How many employees work for the park?
Rye: Five full-time, seven part-time.

Oso: We have three owners: Brett C, Phil G and Chris C. Aside from that, the crew always helps fill in so we can balance work and life.

Have you been forced to cut back hours or employees in response to the crisis?
Rye: Our part-time staff are all high schoolers so with the switch in our schedule they lost their hours, but we committed to keeping all full-timers going. We worked for five weeks, then I gave everyone a paid week off without them having to use any vacation time for it.

Oso: Operation stopped altogether. It’s been mid-March since any business has been generated.

Are you able to supplement revenue through a shop?
Rye: Thankfully yes, we do home delivery, mail order and curbside.

Oso: No. We have shirts, and sell memberships for future visits. Thank you to everyone that has supported us during this time.

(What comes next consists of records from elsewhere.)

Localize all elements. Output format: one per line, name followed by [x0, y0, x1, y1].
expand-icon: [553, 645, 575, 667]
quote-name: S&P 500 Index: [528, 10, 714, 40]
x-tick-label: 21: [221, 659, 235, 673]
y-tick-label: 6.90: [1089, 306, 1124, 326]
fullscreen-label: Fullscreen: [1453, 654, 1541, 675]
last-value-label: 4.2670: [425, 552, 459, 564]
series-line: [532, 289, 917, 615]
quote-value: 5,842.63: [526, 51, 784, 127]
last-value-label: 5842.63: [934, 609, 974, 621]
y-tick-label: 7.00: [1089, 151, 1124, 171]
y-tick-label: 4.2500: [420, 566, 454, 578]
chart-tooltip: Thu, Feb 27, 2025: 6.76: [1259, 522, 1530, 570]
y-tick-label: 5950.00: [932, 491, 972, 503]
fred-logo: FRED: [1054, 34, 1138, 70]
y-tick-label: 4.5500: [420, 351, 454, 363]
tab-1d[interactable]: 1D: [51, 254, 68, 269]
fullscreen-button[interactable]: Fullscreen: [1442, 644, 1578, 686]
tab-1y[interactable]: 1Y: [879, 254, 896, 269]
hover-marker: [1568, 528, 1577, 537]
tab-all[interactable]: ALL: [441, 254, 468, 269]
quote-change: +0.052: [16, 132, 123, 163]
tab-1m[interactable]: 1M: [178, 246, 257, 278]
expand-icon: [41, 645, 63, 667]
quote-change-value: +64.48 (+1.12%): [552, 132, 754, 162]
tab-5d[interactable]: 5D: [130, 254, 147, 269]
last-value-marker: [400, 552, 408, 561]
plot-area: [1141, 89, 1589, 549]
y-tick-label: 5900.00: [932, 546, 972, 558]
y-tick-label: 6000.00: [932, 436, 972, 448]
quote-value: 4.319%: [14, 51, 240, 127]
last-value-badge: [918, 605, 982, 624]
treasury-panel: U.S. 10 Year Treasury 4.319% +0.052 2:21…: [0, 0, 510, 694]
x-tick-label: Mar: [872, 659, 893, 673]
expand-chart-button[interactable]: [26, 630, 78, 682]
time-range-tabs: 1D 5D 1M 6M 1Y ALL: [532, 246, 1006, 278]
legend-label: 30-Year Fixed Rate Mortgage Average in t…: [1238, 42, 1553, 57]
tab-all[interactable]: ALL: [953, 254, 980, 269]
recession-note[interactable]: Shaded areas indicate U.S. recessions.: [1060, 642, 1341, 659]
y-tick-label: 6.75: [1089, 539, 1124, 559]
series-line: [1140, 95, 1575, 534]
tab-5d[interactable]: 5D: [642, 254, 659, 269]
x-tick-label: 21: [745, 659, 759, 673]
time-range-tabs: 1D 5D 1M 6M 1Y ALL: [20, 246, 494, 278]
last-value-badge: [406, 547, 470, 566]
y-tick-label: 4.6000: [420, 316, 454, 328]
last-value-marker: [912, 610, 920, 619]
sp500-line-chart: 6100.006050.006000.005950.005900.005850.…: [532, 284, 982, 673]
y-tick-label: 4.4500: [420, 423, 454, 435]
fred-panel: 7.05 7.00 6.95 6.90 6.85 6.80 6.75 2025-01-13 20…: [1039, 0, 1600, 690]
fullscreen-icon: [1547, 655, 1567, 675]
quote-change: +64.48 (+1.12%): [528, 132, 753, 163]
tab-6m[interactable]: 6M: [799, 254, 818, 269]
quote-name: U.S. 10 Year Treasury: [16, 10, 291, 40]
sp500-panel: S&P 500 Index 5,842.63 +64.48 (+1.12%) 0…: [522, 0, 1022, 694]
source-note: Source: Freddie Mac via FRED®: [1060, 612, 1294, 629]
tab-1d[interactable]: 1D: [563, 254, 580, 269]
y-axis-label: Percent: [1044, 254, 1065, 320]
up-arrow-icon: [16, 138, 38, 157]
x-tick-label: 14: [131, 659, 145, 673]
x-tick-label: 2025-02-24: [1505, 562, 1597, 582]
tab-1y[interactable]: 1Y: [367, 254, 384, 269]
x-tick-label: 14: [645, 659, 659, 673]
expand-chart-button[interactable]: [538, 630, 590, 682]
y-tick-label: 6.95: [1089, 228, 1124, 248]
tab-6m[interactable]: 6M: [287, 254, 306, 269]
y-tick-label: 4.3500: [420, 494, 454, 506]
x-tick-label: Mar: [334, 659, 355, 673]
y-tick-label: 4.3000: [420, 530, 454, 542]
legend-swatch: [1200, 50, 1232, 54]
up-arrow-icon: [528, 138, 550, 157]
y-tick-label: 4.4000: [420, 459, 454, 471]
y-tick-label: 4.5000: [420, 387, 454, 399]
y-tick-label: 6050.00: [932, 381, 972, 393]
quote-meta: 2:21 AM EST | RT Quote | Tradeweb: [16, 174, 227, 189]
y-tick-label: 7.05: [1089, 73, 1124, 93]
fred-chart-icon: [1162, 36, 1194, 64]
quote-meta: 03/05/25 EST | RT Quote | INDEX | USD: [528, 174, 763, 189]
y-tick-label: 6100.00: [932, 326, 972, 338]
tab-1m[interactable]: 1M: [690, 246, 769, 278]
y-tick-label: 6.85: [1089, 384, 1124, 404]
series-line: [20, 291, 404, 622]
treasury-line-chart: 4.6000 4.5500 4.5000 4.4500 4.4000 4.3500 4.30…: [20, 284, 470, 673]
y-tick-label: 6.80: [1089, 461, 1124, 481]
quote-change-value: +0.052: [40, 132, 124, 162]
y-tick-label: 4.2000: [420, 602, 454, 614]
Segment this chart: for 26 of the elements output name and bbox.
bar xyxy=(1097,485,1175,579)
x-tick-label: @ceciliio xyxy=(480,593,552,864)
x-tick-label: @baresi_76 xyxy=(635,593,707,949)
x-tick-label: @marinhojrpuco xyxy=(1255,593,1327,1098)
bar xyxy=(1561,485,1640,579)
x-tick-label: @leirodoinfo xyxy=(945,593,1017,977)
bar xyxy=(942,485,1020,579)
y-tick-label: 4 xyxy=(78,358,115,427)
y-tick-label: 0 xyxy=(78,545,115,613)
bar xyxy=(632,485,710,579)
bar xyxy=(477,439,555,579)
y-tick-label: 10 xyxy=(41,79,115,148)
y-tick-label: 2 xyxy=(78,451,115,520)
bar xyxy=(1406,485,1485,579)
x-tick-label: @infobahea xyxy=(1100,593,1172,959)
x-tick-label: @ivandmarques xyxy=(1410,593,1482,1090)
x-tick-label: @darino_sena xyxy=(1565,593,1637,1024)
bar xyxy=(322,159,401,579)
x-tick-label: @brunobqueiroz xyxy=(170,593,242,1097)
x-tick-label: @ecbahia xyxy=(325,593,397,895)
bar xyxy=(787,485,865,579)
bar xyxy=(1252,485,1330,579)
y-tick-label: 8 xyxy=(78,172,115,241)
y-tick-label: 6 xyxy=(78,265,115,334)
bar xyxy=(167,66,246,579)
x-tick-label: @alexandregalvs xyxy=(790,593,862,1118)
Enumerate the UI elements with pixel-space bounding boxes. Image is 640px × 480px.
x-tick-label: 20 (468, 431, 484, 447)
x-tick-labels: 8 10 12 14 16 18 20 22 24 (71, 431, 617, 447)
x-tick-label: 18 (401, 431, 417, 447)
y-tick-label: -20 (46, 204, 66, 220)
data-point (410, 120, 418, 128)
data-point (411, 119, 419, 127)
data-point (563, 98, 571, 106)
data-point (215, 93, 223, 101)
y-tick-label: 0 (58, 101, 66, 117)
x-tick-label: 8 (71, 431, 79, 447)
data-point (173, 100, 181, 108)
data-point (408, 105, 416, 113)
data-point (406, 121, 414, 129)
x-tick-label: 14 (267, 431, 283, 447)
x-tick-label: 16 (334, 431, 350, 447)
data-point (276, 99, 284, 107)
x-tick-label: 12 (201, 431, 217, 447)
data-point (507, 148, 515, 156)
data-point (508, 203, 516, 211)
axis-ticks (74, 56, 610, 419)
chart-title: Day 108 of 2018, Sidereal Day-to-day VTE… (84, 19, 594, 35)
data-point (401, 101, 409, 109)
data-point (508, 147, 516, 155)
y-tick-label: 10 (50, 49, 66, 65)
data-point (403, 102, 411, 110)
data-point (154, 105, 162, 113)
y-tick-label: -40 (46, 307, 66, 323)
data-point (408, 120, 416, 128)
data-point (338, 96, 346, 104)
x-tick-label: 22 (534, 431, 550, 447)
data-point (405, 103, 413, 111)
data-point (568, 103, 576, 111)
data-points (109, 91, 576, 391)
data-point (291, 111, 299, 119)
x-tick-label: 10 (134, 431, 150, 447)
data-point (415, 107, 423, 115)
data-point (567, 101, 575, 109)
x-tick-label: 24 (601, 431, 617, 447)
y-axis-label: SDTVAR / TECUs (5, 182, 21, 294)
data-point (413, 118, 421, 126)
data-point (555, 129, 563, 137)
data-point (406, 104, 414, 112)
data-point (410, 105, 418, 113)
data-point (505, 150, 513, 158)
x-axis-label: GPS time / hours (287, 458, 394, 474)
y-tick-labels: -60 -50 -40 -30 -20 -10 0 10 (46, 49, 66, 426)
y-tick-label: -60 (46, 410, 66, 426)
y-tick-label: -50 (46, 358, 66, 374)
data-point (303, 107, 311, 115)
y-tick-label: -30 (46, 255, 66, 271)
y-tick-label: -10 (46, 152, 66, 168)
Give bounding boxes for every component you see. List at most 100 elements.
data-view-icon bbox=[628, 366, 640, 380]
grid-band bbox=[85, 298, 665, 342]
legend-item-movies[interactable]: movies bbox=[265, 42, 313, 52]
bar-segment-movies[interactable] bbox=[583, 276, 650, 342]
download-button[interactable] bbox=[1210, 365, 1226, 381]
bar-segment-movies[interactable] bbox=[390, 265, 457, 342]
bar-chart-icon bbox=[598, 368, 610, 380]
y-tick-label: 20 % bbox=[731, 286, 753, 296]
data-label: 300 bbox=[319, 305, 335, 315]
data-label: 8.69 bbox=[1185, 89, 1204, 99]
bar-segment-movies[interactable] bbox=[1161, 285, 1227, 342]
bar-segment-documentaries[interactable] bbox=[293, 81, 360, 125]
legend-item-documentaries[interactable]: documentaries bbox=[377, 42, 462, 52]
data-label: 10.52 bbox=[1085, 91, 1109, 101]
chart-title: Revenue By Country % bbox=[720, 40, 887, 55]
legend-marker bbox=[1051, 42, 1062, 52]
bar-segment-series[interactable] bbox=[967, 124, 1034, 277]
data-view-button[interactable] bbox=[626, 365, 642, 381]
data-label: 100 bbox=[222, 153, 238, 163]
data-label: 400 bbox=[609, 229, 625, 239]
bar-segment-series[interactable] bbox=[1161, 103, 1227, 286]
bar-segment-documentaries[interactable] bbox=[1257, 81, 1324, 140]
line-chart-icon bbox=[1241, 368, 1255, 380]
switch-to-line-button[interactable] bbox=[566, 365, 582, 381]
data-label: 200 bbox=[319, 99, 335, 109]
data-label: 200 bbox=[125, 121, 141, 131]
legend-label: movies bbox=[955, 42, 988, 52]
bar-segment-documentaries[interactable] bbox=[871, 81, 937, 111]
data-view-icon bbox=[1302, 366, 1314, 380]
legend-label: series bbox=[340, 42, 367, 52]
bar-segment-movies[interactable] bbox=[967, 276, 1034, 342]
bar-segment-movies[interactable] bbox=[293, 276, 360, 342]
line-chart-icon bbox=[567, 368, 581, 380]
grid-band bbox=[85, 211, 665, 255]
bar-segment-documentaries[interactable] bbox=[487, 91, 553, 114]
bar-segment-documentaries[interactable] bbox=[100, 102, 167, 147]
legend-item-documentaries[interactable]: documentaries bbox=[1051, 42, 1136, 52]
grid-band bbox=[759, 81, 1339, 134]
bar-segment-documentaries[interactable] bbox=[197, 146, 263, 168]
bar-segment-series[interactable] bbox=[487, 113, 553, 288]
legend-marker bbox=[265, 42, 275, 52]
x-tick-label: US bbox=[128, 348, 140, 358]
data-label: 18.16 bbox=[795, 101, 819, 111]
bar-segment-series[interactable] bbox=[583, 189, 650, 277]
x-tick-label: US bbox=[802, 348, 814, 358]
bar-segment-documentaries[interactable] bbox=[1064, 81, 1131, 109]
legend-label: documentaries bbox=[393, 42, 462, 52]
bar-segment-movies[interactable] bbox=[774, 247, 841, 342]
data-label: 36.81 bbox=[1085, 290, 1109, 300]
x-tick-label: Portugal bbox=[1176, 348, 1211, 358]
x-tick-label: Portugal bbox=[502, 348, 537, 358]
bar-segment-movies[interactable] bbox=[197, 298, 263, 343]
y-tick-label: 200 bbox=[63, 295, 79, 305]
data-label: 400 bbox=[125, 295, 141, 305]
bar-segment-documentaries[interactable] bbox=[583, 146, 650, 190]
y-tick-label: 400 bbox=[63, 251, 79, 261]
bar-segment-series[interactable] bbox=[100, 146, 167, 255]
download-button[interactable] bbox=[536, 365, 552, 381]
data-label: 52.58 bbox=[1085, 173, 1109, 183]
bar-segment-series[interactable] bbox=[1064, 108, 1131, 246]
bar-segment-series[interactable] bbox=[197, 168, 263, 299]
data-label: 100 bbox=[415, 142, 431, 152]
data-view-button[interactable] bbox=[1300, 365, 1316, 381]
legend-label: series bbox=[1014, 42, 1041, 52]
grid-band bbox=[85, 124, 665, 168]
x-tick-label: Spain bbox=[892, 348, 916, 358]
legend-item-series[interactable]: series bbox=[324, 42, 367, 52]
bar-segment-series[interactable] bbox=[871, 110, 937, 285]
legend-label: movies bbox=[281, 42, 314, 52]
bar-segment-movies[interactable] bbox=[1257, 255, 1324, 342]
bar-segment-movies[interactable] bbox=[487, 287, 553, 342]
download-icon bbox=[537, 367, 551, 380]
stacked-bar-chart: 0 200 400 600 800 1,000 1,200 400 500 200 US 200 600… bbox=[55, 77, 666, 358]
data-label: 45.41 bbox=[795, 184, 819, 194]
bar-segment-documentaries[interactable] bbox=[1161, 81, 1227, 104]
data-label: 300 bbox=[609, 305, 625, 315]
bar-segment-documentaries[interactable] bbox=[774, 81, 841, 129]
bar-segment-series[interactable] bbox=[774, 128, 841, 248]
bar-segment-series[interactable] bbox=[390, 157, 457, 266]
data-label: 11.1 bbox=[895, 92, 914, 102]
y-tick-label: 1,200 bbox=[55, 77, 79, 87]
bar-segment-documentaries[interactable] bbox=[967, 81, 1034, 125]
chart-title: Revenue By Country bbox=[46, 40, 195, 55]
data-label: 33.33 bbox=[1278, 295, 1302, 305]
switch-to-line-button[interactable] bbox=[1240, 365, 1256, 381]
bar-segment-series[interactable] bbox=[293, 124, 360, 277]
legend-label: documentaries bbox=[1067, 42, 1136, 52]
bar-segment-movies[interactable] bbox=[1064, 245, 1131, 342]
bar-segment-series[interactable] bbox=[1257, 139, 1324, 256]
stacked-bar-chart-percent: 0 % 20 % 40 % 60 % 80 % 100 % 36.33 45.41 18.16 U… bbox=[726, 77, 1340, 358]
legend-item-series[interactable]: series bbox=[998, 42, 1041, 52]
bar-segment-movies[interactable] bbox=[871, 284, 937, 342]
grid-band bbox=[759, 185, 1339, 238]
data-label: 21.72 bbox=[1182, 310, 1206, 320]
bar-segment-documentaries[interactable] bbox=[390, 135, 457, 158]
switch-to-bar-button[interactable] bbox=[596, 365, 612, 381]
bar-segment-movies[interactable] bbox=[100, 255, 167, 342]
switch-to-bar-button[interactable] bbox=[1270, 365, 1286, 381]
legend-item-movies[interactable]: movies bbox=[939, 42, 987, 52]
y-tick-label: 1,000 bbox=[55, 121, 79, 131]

Has your business been eligible for any of the government relief programs in response to the pandemic? Which ones?
Rye: Yes, PPP and the grant.

Oso: We are eligible for a possible loan or grant, depending on our pending application. We applied for the grant but not the loan. At this point, we have been powering through some trying times before all this started. We don’t want to take more than what we need; everyone needs to stay afloat.

Have you had any difficulty accessing any of the relief funding from the government (e.g. the Paycheck Protection Program)?
Rye: No, we actually got in on the first round on the first day.

Oso: Super delayed response. We are one of many applying, it’s part of the deal. We are patient.

How have you adjusted your business to meet these unexpected challenges?
Rye: Outside of closing the doors, we cleaned the whole place, painted it all, re-organized our check-in area, and will be ready to go once we are given the go ahead.

Oso: Skating has kept us together. The community has really helped keep us alive and we see a future. Maybe building some new things, adjusting to the new social climate. We are here to stay.